The policy measure was triggered by monetary incentives provided by the UK government to the Georgian budget, through the Framework Convention on Tobacco Control 2030 Project. Consequently, having turned a blind eye on the proper consultation process and scientific evidence of the ineffectiveness of such a policy, Georgian MPs set out to quickly pass a law on banning brands, as well as other significant advertising restrictions.
The CCC’s Response
Within 48 hours, the Consumer Choice Center (CCC) deployed a task force of experts and volunteers to set up pop-up stores at highly frequented locations in Tbilisi seeking to show what a world without brands would look like.
Furthermore, six TV stations interviewed the CCC’s experts and several outlets covered this campaign exposing Georgians to what had been planned by their policy makers behind closed doors.
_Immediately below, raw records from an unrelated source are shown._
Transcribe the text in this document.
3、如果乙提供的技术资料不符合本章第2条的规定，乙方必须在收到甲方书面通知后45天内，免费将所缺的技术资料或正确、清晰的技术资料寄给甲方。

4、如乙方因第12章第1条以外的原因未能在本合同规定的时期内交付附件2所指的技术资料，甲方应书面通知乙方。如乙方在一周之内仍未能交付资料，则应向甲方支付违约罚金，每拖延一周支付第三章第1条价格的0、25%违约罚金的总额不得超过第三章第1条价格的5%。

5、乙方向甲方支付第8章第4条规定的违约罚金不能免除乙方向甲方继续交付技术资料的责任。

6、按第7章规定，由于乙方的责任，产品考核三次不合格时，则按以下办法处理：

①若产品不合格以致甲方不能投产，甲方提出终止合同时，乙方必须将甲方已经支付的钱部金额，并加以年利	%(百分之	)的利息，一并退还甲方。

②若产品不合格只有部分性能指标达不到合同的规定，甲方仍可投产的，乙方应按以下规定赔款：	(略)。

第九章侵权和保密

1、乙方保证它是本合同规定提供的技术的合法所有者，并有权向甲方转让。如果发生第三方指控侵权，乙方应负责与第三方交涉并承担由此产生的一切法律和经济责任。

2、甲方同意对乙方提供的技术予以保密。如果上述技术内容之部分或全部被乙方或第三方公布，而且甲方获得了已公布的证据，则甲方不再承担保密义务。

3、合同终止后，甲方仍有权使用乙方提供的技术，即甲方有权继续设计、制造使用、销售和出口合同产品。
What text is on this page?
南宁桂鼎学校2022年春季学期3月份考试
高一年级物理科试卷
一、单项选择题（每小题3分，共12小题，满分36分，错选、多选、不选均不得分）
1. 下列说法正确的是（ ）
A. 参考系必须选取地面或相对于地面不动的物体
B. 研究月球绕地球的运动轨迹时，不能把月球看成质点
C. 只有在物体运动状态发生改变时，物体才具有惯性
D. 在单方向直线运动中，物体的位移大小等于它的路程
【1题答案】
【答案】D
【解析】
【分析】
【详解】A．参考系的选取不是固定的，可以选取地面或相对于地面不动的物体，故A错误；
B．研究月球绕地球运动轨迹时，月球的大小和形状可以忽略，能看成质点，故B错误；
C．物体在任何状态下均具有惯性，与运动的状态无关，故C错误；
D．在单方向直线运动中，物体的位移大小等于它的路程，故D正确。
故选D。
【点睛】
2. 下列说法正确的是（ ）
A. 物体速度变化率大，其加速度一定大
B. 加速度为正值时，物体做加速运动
Several print and op-ed articles were also published as part of the same campaign.
Brand freedom in the Republic of Georgia was saved for at least another five years, when, on July 26, 2017, the Parliament of Georgia passed an amendment to move the deadline for implementing branding bans from January 1, 2018 to December 31 2022.
During the campaign, the CCC used the examples from Australia and France to show that after implementing similar bans, smoking rates did not decline, but the use of counterfeit cigarettes grew, creating more harm for consumers. Since the introduction of branding bans in 2012, the daily smoker rate in Australia has remained steady at 12%. Added to that, at the same time, the market share of illegal tobacco in Australia has risen 30%, as contraband tobacco has become a lucrative avenue for smugglers. This has resulted in over $1.6 billion AUD in lost tax revenue, according to the Sydney Morning Herald.
What Australia taught us is that banning brands does not reduce smoking. It discourages alternatives, and creates a robust illegal trade in the black market.
In France, when a similar policy was introduced, the government promised manufacturers they would be able to buy the remaining, now illegal, packs. To achieve this, they spent €100 million EUR on cigarettes in order to burn them. Smoking rates did not go down in France after the introduction of branding bans either.